William Jessup (June 21, 1797 – September 11, 1868) was a Pennsylvania judge and father of the missionary Henry Harris Jessup. A member of the Republican party, he is best known for being the chairman of the platform committee that crafted and reported the political platform adopted by the 1860 Republican National Convention and accepted by Abraham Lincoln, the party's nominee. Jessup, Pennsylvania is named in his honor.

==Biography==

William Jessup left his native home, Long Island, in early adulthood to study at Yale College, graduating in 1815. He moved in 1818 to Montrose, Pennsylvania, and made it his lifelong home. He read law with an established firm and was admitted to the bar.

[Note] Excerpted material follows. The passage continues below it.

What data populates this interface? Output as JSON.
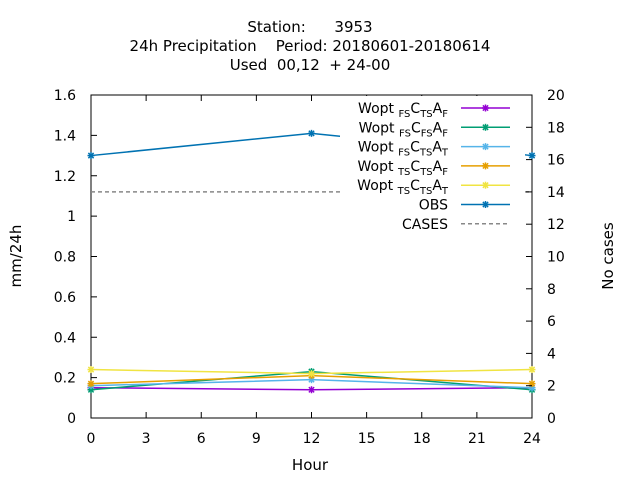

He married and fathered two sons, Henry Harris and Samuel Jessup, born in 1832 and 1833. In 1838 Jessup became the presiding judge of the Eleventh Judicial District of Pennsylvania, in which capacity he rode circuit from 1838 until 1851. In 1858, Jessup was the Vice President of the American Board of Commissioners for Foreign Missions.

A staunch abolitionist, Jessup was named as one of the Pennsylvania delegates to the 1860 Republican National Convention in Chicago. Upon arrival, he was selected to chair the platform committee to write the party's statement of political principles. The platform adopted by Jessup's committee was approved by the convention by a unanimous vote. In November 1860, the Republican ticket of Abraham Lincoln and Hannibal Hamlin was elected to lead the new national administration, and soon thereafter, the Civil War broke out.

In 1861, the Commonwealth of Pennsylvania appointed Jessup to serve as a liaison with the White House, naming him as their emissary to a high-level conference in early 1861 on how to implement Lincoln's call for the enlistment of 75,000 members of the Northern state militias into the new Federal army. Liaison work like this led to Pennsylvania over-fulfilling its quota and the creation of the Pennsylvania Reserves. The retired judge died in September 1868, having seen the abolition of slavery and granting of citizenship to freedmen.

William Jessup is the 3x great-grandfather of American television writer Ted Jessup.